Designed using a threat model presuming an attacker will gain root (admin) access to a system, Titanium Linux maintains the integrity and confidentiality of critical applications, data, and configurations while assuring operations. Titanium Linux hardens the kernel against attack while enforcing MAC on customers’ applications and data. Even if an attacker exploits the system and gains administrative access, they still cannot extract or maliciously modify sensitive data and code.

Additional key security capabilities that Wind River Studio enables include:

  • Support in preventing the accidental release of vulnerable code using industry-leading code scanning and analysis tools.
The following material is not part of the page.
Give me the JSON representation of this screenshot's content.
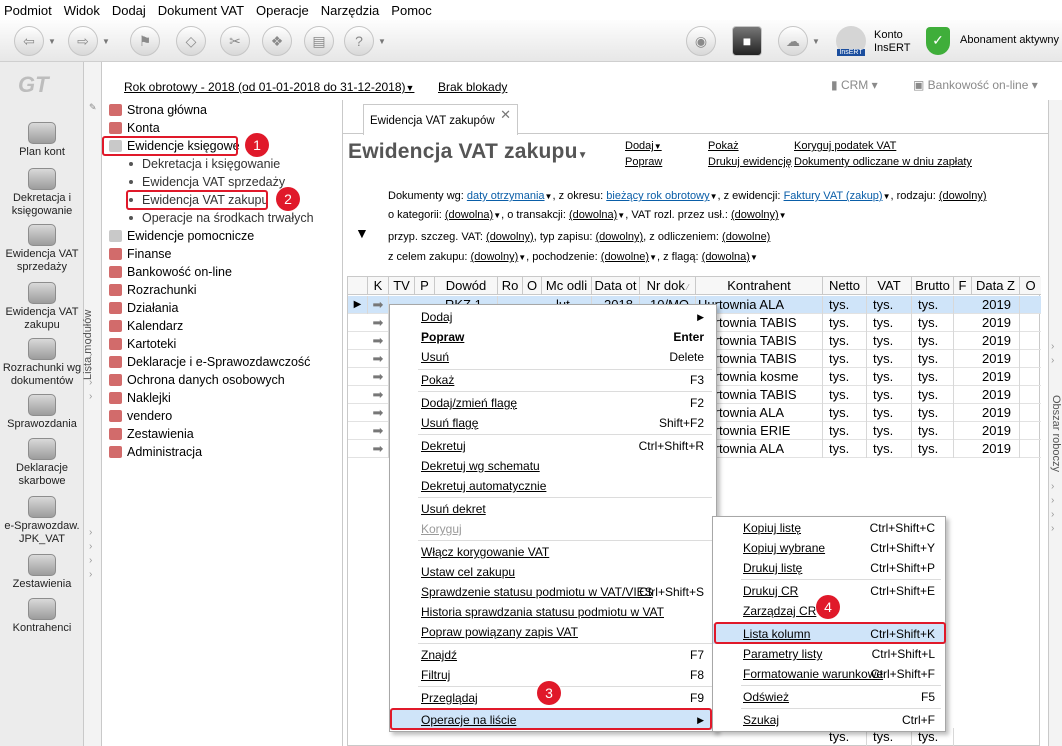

Capabilities include code coverage analysis, static analysis, both quick and deep code scan, and secure container management.
  • Cloud and device attestation based on x.509 certificates and secure secret storage to mitigate person-in-the-middle attacks that would leak customer, device, and mission-sensitive data.
  • Hardened Linux kernel to prevent tampering and reverse-engineering attacks on the Wind River Linux kernel, sensitive applications, and data. This includes prevention of stack overflows, heap overflows, information disclosure (zeroing freed memory), and kernel overwrite. The hardened kernel uses two additional techniques to thwart exploits: kernel address space layout randomization (KASLR) to limit injection attacks and hardware segregation to limit modification of kernel memory.